When I made the decision to move home on account of my mom’s illness, I wanted to have one last crazy weekend in LA as a send off. It just so happened that this coincided with a Jane’s Addiction club show at The Roxy, and it couldn’t have been more perfect.
When something tragic happens in your life, one of the first things you think about are some of your best memories. And some of mine were spent following the Nine Inch Nails and Jane’s Addiction tour around last year. Not only do I have some of my best music memories from those shows, but what came from that whole experience were several new friends.
I drove past The Roxy on my way into town, and saw the line of fans waiting to get in. While there were some tickets given away by the band through twitter and such, it as a first come, first served show. I asked a girl later on that night how long she had waited, and she said she had been there since 6am. This show was about the fans; and with all that I’ve done with this site and what not, that is the most important word for me. I’m a fan, and no matter what happens, it’s always about the music.

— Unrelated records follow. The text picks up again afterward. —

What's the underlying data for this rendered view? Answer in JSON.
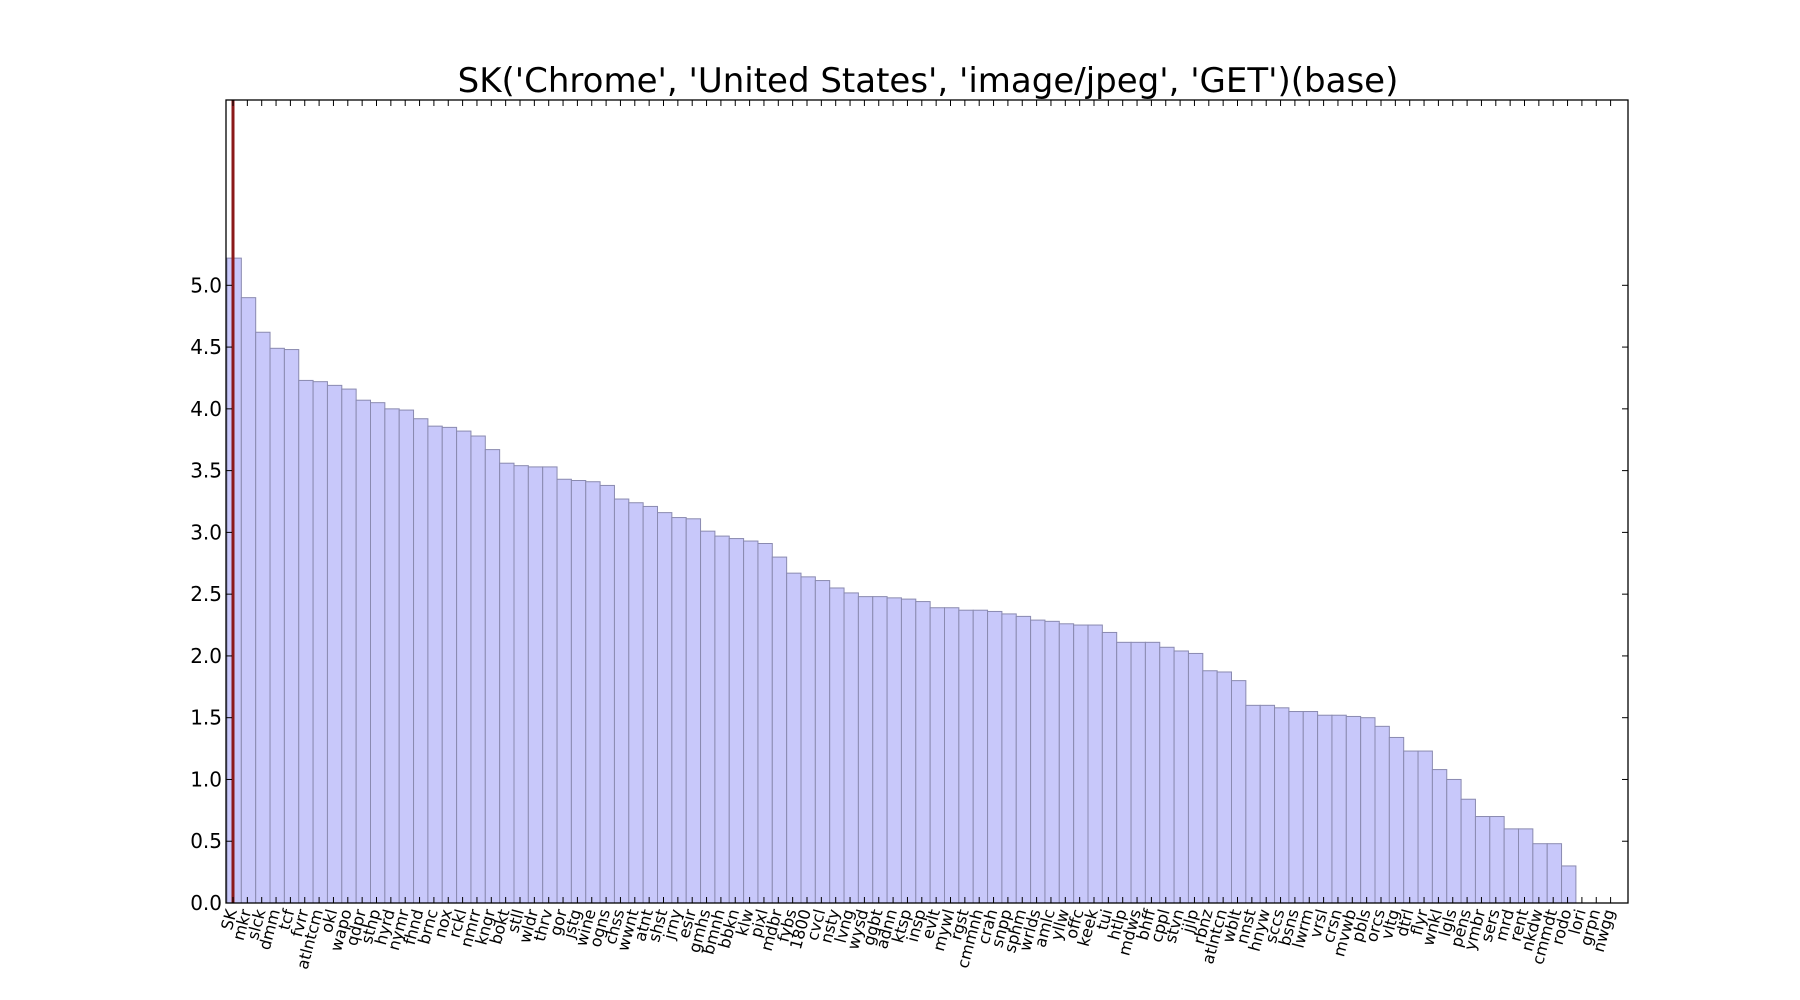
{
  "chart_data": {
    "type": "bar",
    "title": "SK('Chrome', 'United States', 'image/jpeg', 'GET')(base)",
    "xlabel": "",
    "ylabel": "",
    "ylim": [
      0,
      6.5
    ],
    "yticks": [
      0.0,
      0.5,
      1.0,
      1.5,
      2.0,
      2.5,
      3.0,
      3.5,
      4.0,
      4.5,
      5.0
    ],
    "ytick_labels": [
      "0.0",
      "0.5",
      "1.0",
      "1.5",
      "2.0",
      "2.5",
      "3.0",
      "3.5",
      "4.0",
      "4.5",
      "5.0"
    ],
    "grid": false,
    "bar_color": "#c8c8fa",
    "bar_edge_color": "#8a8ab0",
    "marker_line": {
      "category": "SK",
      "color": "#8b1a1a"
    },
    "categories": [
      "SK",
      "mkr",
      "slck",
      "dmm",
      "tcf",
      "fvrr",
      "atlntcm",
      "okl",
      "wapo",
      "qdpr",
      "sthp",
      "hyrd",
      "nymr",
      "fhnd",
      "brnc",
      "nox",
      "rckl",
      "nmrr",
      "kngr",
      "bokt",
      "stll",
      "wldr",
      "thrv",
      "gor",
      "jstg",
      "wine",
      "ogns",
      "chss",
      "wwnt",
      "atnt",
      "shst",
      "jrny",
      "esir",
      "gmhs",
      "bmnh",
      "bbkn",
      "klw",
      "pixl",
      "mdbr",
      "fybs",
      "1800",
      "cvcl",
      "nsty",
      "lvng",
      "wysd",
      "ggbt",
      "adnn",
      "ktsp",
      "insp",
      "evlt",
      "mywl",
      "rgst",
      "cmmnh",
      "crah",
      "snpp",
      "sphm",
      "wrlds",
      "amlc",
      "yllw",
      "offc",
      "keek",
      "tui",
      "htlp",
      "mdws",
      "bhff",
      "cppl",
      "stvn",
      "jjlp",
      "rbnz",
      "atlntcn",
      "wblt",
      "nnst",
      "hnyw",
      "sccs",
      "bsns",
      "lwrm",
      "vrsl",
      "crsn",
      "mvwb",
      "pbls",
      "orcs",
      "vltg",
      "dtrl",
      "flyr",
      "wnkl",
      "lgls",
      "pens",
      "ymbr",
      "sers",
      "mrd",
      "rent",
      "nkdw",
      "cmmdt",
      "rodo",
      "lori",
      "grpn",
      "nwgg"
    ],
    "values": [
      5.22,
      4.9,
      4.62,
      4.49,
      4.48,
      4.23,
      4.22,
      4.19,
      4.16,
      4.07,
      4.05,
      4.0,
      3.99,
      3.92,
      3.86,
      3.85,
      3.82,
      3.78,
      3.67,
      3.56,
      3.54,
      3.53,
      3.53,
      3.43,
      3.42,
      3.41,
      3.38,
      3.27,
      3.24,
      3.21,
      3.16,
      3.12,
      3.11,
      3.01,
      2.97,
      2.95,
      2.93,
      2.91,
      2.8,
      2.67,
      2.64,
      2.61,
      2.55,
      2.51,
      2.48,
      2.48,
      2.47,
      2.46,
      2.44,
      2.39,
      2.39,
      2.37,
      2.37,
      2.36,
      2.34,
      2.32,
      2.29,
      2.28,
      2.26,
      2.25,
      2.25,
      2.19,
      2.11,
      2.11,
      2.11,
      2.07,
      2.04,
      2.02,
      1.88,
      1.87,
      1.8,
      1.6,
      1.6,
      1.58,
      1.55,
      1.55,
      1.52,
      1.52,
      1.51,
      1.5,
      1.43,
      1.34,
      1.23,
      1.23,
      1.08,
      1.0,
      0.84,
      0.7,
      0.7,
      0.6,
      0.6,
      0.48,
      0.48,
      0.3,
      0.0,
      0.0,
      0.0
    ]
  }
}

The show was special for Jane’s because they recorded their first album at The Roxy. I hadn’t been there in three years or so, but it is a fun little space that holds about 400 people. While part of me wanted to squeeze my way up to the front, because of my NIN/JA friendships, I was able to sit at a VIP table with two of my best girlfriends with little passes dangling around our necks. I never take anything like that for granted, and am humbled at what interesting things writing HardRockChick has led me to.
The show began with a circus sideshow-esque reveal of several ‘freaks’: a sword swallower, a wolf boy, a guy who could put sharp things through his skin and not bleed, and a rubber boy. It created a great ambiance for the show, as we oooo’ed and ahhhh’ed and gasped, especially at the guy who stuck himself with things.

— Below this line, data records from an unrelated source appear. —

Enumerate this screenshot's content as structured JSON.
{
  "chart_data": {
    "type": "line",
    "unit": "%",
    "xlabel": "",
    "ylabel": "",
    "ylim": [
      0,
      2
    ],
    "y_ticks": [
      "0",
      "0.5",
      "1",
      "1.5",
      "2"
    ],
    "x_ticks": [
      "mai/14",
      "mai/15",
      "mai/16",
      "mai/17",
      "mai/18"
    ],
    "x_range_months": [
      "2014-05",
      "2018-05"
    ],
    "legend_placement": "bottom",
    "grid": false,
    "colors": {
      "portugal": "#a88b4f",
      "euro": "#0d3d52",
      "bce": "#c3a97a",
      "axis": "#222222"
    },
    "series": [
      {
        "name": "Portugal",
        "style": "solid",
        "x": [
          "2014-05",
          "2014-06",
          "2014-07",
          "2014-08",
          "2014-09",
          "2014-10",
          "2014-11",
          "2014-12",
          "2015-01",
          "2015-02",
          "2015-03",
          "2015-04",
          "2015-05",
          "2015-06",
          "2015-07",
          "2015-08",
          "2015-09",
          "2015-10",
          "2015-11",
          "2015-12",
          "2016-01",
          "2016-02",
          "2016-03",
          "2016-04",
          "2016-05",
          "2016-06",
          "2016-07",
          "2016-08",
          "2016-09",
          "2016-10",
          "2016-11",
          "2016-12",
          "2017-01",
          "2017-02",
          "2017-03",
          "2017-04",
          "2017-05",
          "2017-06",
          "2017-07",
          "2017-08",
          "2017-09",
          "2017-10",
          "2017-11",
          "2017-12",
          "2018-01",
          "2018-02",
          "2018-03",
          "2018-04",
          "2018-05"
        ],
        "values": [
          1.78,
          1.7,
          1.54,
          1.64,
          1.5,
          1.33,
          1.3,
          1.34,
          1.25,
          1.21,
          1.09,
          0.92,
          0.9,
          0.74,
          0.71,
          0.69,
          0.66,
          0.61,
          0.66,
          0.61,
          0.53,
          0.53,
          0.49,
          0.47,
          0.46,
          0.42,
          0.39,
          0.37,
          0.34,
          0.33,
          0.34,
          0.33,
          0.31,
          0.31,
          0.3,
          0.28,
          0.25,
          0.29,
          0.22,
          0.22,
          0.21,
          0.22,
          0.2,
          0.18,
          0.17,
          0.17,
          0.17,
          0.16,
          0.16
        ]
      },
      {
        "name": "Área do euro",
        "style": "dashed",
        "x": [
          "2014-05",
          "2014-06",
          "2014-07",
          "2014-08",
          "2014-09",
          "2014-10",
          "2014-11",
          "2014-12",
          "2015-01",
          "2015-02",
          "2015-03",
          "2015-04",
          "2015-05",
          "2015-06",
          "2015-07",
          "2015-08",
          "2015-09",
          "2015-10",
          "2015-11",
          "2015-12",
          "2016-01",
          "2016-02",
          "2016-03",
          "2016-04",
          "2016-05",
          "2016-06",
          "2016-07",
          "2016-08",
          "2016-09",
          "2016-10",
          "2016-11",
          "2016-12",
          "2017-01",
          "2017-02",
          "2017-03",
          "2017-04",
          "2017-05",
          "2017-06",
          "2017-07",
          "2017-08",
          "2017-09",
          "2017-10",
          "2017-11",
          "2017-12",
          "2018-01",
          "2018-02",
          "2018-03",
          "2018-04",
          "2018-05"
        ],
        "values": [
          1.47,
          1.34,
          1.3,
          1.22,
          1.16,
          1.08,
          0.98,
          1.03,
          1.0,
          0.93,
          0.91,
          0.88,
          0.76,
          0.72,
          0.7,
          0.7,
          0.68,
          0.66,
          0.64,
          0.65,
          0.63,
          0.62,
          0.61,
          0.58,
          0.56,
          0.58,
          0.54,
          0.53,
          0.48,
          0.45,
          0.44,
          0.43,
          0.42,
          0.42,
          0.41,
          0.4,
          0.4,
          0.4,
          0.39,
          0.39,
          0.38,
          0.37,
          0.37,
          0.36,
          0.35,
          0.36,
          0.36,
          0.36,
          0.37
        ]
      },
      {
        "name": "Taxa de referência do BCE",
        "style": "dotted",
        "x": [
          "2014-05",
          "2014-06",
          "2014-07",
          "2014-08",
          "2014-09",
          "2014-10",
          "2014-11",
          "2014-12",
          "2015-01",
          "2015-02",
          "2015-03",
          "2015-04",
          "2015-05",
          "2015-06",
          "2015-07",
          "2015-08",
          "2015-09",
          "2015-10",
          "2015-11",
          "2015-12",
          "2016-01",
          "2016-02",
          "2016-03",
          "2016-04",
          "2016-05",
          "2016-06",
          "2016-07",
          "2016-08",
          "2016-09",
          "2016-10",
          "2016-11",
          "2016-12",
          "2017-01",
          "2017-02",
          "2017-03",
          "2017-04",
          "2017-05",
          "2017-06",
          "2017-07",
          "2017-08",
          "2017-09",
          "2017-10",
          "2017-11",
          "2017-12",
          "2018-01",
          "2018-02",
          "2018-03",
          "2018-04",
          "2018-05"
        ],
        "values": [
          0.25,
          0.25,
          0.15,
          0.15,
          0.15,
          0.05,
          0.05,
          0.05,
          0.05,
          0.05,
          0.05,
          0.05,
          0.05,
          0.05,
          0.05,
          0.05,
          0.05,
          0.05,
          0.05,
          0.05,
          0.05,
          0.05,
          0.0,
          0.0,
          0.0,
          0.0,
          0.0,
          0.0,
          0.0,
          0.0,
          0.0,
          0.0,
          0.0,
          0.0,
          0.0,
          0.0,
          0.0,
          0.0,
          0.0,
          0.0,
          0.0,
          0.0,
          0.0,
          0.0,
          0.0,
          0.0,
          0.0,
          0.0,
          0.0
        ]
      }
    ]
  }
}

Then another full circle NIN/JA moment occurred: Tom Morello sat near us in VIP. Many of you readers know that he is one of my all time favorite musicians, not only for his skills but for what he stands for in general. I mustered up some courage (alcohol helped) to chat with him a bit, and while I did kind of fangirl out he was really really nice to me.
Normally, I’ll have a drink or two at a show, but I never really just let loose because I am essentially writing the piece in my head as the night goes on. This time, I just had fun. And while this means that the details are fuzzy and I have a pretty epic hangover today (Goldschlager and Jagermeister….blahhhhhh), I really had a great time with my friends, which is more important to me now than anything else.
The show started with two girls dangling above the stage by the skin of their back. Crazy! Then out pops Dave and the music began. It was weird to see Duff playing with them- he’s all kinds of amazing but such a different presence in comparison to Eric. I got totally lost in the set. The energy in the room was amazing- being at the back I could really feel it. It truly seemed like a fan show- everyone knew the words and were having a great time. We were standing on the seats in the booth dancing along. Music is such great medicine; for the 45 minutes or so that they played, I didn’t once think about anything else going on in my life. I often think of my life in snapshots in time, and from this night it would be standing in that booth with my friends singing ‘Ocean Size’.
“Some people tell me home is in the sky”
I know I have dark days ahead of me. I know I’m really emotionally fucked up right now, which is causing me to do things I wouldn’t normally do (I’ve developed a habit I’ve deemed xanaxting- I apologize to those that have been affected). I feel guilty for taking these three weeks to live my life before going to my mom. But I do know that in moments where I will need to think of something good, that in this evening I created some amazing memories with friends and a band that I love.